Roger Federer: adiós a la elegancia

Foto: Laver Cup
Foto: Laver Cup

Una semana ha pasado desde que Roger Federer colgara la raqueta y se despidiera del tenis. El adiós de Roger Federer de cualquier torneo profesional ya es una realidad. 

El suizo no pudo despedirse con su cuarta Laver Cup, pero disfrutó de una despedida cargada de emoción durante la Laver Cup que se llevó a cabo en el O2 Arena de Londres. Su Majestad se retiró del tenis profesional pero antes se dio el gusto de jugar su último partido acompañado de su máximo rival en lo deportivo, Rafael Nadal.

Pese al duelo, que terminó en derrota contra la dupla Sock-Tiafoe por 4-6, 7-6 y 10-9, ambos se mostraron satisfechos y felices tras haber podido disputar juntos el encuentro.

Una vez terminado su último partido, Federer no pudo contener las lágrimas. Abrazó a cada uno de los integrantes de su equipo, dirigido por Björn Borg, con el serbio Novak Djokovic, el griego Stefanos Tsitsipas, el noruego Casper Ruud, el británico Andy Murray y el italiano Matteo Berrettini, y continuó con la delegación del Resto del Mundo, liderada por John McEnroe.

Su Majestad recibió una ovación que lo conmovió hasta las lágrimas. El ganador de 20 Grand Slams, lloró de manera desconsolada durante varios minutos. Una de las instantáneas más compartidas fue la emoción y las lágrimas de Rafa Nadal a su lado. La foto en la que se los ve a ambos tomados de la mano se volvió viral.

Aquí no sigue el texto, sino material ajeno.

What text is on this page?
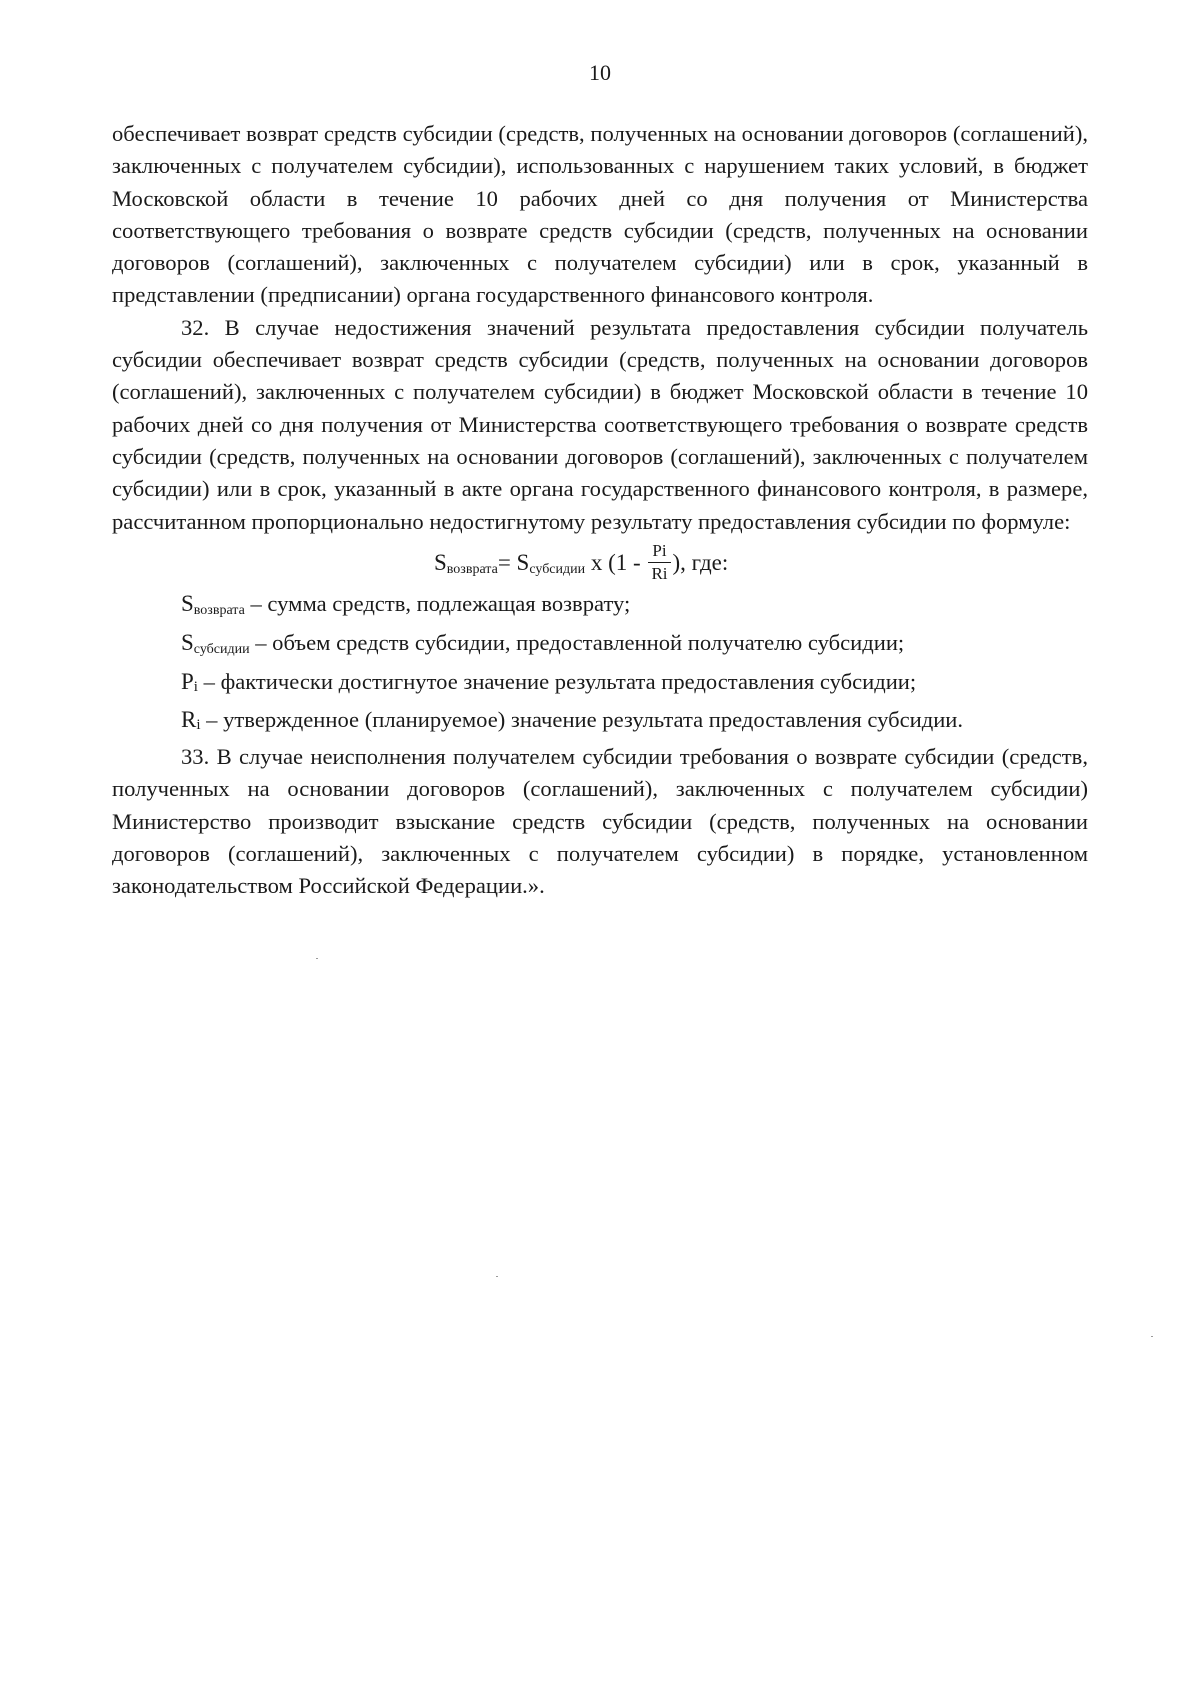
10

обеспечивает возврат средств субсидии (средств, полученных на основании договоров (соглашений), заключенных с получателем субсидии), использованных с нарушением таких условий, в бюджет Московской области в течение 10 рабочих дней со дня получения от Министерства соответствующего требования о возврате средств субсидии (средств, полученных на основании договоров (соглашений), заключенных с получателем субсидии) или в срок, указанный в представлении (предписании) органа государственного финансового контроля.

32. В случае недостижения значений результата предоставления субсидии получатель субсидии обеспечивает возврат средств субсидии (средств, полученных на основании договоров (соглашений), заключенных с получателем субсидии) в бюджет Московской области в течение 10 рабочих дней со дня получения от Министерства соответствующего требования о возврате средств субсидии (средств, полученных на основании договоров (соглашений), заключенных с получателем субсидии) или в срок, указанный в акте органа государственного финансового контроля, в размере, рассчитанном пропорционально недостигнутому результату предоставления субсидии по формуле:

$S_{возврата}= S_{субсидии}$ x ($1 - \frac{Pi}{Ri}$ ), где:

$S_{возврата}$ – сумма средств, подлежащая возврату;

$S_{субсидии}$ – объем средств субсидии, предоставленной получателю субсидии;

Pi – фактически достигнутое значение результата предоставления субсидии;

Ri – утвержденное (планируемое) значение результата предоставления субсидии.

33. В случае неисполнения получателем субсидии требования о возврате субсидии (средств, полученных на основании договоров (соглашений), заключенных с получателем субсидии) Министерство производит взыскание средств субсидии (средств, полученных на основании договоров (соглашений), заключенных с получателем субсидии) в порядке, установленном законодательством Российской Федерации.».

Después de la reproducción de un vídeo emitido por la organización de la Laver Cup, Federer tomó el micrófono para decir sus primeras palabras: “Fue un día increíble, estoy feliz, no triste y fue un placer estar aquí. Disfruté este momento, con familia, amigos y fans. Estoy feliz de haberlo hecho y el partido fue genial”.

Las palabras de Federer también generaron el llanto de su esposa, la ex tenista Mirka Vavrinec.

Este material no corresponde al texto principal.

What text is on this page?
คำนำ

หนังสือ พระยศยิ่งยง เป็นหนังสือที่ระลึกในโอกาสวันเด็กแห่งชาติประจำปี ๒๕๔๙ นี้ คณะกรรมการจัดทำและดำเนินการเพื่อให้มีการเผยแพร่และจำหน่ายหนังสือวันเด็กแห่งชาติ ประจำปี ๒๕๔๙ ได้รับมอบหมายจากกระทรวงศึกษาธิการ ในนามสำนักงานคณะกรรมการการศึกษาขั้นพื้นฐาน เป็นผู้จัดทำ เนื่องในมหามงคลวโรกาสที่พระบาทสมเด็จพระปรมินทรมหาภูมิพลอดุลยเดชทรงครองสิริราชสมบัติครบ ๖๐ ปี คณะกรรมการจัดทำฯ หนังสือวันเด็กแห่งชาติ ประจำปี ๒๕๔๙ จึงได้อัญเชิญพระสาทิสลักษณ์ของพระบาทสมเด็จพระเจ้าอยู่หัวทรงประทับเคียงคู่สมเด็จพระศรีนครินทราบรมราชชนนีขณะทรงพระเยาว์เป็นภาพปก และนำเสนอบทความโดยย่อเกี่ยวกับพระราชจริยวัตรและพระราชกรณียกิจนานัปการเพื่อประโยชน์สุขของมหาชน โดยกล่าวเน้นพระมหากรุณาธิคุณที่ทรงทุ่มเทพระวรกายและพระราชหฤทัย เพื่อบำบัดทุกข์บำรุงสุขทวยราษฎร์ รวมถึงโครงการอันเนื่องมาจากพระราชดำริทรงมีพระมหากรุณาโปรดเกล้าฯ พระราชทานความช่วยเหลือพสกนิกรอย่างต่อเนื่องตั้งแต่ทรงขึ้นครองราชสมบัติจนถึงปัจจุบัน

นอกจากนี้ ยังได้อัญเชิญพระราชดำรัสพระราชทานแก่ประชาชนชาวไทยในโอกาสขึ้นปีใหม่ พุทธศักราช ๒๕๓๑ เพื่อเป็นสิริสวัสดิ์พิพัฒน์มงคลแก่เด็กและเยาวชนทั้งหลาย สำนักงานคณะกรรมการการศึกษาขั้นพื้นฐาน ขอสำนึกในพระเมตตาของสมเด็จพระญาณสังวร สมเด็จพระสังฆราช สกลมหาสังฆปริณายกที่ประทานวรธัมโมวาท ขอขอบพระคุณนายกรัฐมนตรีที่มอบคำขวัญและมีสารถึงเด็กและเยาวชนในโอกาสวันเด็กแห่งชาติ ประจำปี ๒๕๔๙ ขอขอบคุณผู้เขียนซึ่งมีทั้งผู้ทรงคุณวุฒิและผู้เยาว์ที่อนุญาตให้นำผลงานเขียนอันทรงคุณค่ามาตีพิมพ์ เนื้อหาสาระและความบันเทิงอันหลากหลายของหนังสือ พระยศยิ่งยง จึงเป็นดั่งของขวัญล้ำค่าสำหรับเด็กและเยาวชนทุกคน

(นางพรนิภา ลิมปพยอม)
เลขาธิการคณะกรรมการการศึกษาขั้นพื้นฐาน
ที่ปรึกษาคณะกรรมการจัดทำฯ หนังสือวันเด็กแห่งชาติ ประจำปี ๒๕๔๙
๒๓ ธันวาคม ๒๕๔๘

Que Federer termine su carrera jugando dobles con Nadal es poesía. Rivales, amigos, leyendas, únicos. Tan iguales como distintos. 

Ya lo decía Carlos Bàidez en su libro Big Three. Aquí un buen ejemplo: “Federer y Nadal eran un gran contraste estilístico en ciertos aspectos, un contraste que Nike cultivó con mimo, como había hecho con Sampras y Agassi en la década de 1990.

Federer era elegancia, templanza adquirida y potencia sin esfuerzo; Nadal era exuberancia, fuego innato y bíceps a la vista.

Federer era suave y clásico; Nadal era rudo y de vanguardia. Federer era tradición; Nadal era juventud.

Su actitud previa a los partidos también era opuesta. James Blake, el estadounidense que fue n.4 del mundo en el 2006, derrotó a Nadal en semifinales de Indian Wells ese año y luego perdió contra Federer en la final.

«Fue muy gracioso ver las diferentes dinámicas en el vestuario -me cuenta Blake-. Los dos son tipos geniales, pero antes del partido Rafa se pone sus auriculares Bose enormes y empieza a correr por el vestuario, dando carreras, golpecitos con los dedos. Como un animal enjaulado. Al día siguiente me toca contra Roger y nos ponemos a hablar de su casa de Suiza, de que ha comprado un terreno y lo que van a hacer Mirka y él… Era como si estuviésemos sentados en una cafetería, todo muy relajado.»

Aun así, los dos, no solo Nadal, hacían un notable cambio de chip cuando llegaba la hora del combate: se transformaban en campeones con mirada de acero. Sencillamente, Federer esperaba hasta más tarde. La transformación de Nadal llegaba en el vestuario; la de Federer, en la pista”.